Thunderstorms and hailstones the size of baseballs struck states throughout the Midwest and Great Plains, leaving a path of destruction across America's heartland.
The storms are expected to continue through Wednesday as they move east toward Ohio, Kentucky and Tennessee, according to Weather.com.
As demonstrated in harrowing videos posted online, the severe storms caused extensive damage to buildings and vehicles. Homes were flooded and many had to seek emergency shelter, according to CBS News. Police used boats to rescue motorists trapped in vehicles, the AP reported.
In the above video, posted by Jered Klug, hail rains down across Norfolk, Nebraska, on Wednesday. While capturing the footage from inside a garage, one person — understandably shocked by the storm's fury — whispers, "Ho-ly cow." At another point, somebody utters a four-letter word or two.
In Council Bluffs, Iowa, a similar scene was playing out. The video, credited to Matt Thompson, offers viewers an alarming look at the intensity of the storms. The wind and rain are so strong that it becomes difficult to see homes and vehicles across the street.
While there is no final word on the number of injuries resulting from the storms, KETV reported that 12 people suffered hail-related injuries while in a Walmart parking lot.

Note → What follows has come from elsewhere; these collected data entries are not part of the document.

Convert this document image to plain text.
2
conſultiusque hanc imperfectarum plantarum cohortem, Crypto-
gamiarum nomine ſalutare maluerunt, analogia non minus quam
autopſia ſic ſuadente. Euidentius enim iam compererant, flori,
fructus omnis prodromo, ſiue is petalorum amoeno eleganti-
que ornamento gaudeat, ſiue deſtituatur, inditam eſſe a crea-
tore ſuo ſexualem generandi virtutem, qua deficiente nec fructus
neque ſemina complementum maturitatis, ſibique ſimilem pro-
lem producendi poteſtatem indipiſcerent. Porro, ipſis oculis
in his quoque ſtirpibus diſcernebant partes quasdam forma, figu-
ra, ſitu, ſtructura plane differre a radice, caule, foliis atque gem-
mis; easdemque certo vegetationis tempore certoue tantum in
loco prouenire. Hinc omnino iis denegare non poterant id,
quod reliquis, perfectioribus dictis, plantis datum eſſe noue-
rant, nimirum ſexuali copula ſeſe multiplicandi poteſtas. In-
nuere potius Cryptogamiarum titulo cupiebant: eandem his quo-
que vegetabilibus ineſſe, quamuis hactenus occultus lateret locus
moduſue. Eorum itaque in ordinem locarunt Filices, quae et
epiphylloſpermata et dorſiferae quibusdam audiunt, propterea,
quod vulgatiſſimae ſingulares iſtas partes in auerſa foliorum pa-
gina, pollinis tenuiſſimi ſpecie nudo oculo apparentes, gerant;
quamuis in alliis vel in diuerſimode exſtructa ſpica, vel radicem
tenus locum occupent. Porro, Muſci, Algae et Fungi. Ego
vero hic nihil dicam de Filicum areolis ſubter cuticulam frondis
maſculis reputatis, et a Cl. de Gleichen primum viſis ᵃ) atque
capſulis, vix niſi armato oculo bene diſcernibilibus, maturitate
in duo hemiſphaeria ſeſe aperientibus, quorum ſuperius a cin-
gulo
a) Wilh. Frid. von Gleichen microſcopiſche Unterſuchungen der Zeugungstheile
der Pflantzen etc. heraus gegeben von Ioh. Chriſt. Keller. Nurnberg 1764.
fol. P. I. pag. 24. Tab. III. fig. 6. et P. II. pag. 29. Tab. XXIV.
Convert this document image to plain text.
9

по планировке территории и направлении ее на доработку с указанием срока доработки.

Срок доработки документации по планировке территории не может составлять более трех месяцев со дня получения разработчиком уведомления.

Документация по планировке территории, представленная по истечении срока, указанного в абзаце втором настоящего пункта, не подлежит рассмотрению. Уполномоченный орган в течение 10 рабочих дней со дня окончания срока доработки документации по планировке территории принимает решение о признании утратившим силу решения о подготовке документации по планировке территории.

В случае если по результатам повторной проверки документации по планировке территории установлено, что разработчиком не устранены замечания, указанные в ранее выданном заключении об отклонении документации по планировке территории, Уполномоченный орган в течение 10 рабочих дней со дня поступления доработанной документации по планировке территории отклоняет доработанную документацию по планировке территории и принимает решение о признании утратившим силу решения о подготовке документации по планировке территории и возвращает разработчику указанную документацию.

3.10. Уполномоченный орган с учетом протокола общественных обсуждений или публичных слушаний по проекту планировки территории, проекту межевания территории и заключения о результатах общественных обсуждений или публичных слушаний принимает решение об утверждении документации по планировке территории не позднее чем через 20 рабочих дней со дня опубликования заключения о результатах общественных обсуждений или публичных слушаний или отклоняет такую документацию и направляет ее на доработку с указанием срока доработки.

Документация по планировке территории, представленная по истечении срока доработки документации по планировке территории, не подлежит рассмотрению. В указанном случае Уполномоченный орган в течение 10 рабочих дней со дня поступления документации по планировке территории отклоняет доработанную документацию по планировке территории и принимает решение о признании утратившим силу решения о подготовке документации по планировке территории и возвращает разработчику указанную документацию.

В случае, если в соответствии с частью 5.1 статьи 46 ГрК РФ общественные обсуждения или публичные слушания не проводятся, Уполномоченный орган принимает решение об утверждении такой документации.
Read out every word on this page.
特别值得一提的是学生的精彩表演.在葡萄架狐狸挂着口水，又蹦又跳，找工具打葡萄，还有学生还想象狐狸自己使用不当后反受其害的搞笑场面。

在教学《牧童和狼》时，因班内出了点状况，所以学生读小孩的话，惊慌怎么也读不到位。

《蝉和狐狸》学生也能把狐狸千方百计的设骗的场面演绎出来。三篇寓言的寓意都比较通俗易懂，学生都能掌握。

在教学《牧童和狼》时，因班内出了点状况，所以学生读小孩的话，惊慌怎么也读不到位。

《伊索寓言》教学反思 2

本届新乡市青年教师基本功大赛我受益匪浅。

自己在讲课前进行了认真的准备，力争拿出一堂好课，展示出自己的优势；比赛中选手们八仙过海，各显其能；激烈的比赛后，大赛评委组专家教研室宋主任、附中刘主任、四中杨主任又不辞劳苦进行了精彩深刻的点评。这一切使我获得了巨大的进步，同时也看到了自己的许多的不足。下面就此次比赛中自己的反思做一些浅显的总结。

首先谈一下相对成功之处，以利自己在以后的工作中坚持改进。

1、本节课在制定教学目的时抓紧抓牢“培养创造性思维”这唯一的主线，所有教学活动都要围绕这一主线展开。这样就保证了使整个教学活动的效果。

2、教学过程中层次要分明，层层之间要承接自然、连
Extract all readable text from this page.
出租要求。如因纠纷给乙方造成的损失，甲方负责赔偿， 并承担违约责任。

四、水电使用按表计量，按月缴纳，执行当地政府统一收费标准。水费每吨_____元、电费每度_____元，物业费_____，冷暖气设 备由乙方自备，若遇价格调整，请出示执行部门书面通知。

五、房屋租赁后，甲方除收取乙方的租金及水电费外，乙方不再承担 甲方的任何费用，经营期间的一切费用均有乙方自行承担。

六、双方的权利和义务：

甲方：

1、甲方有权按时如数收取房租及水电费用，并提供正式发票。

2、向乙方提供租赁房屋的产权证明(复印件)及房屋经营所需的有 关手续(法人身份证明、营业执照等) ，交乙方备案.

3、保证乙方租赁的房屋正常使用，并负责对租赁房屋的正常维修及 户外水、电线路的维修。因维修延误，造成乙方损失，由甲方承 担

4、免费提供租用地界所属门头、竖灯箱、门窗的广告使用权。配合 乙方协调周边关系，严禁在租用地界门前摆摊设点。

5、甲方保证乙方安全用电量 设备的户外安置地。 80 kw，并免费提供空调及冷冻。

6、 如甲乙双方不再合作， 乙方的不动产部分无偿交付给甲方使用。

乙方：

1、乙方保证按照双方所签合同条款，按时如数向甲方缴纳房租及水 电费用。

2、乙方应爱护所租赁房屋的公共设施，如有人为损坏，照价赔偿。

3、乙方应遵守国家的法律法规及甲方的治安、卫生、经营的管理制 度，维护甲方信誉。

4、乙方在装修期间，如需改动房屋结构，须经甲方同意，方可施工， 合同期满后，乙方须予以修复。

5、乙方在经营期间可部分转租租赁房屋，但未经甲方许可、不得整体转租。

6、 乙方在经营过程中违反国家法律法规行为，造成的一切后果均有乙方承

In Omaha, Nebraska, the hail shattered the back windshield of this police cruiser. The photo was posted to Twitter by a member of the Omaha Police Department.
A damaged OPD cruiser. At least it's a spare car pic.twitter.com/74eOSsKm7s— Sgt.J Menning (@OPDsgtmenning) June 3, 2014
Tuesday's hail pounded over 4,000 vehicles at a series of car dealerships in Omaha. Paul Cech, the chain's chief financial officer, told CNN, "The damage is substantial. We'll get people all over the country calling us trying to get discount prices."
Twitter user @2Jarnagin snapped this stunning image of a supercell cloud forming over Holcomb, Kansas.
Threats of tornadoes will continue to be monitored on Wednesday. Additionally, a derecho — "a long-lived squall line with widespread damaging winds covering a path of several hundred mile" — is possible in parts of Ohio and the Tennessee Valley, according to Weather.com.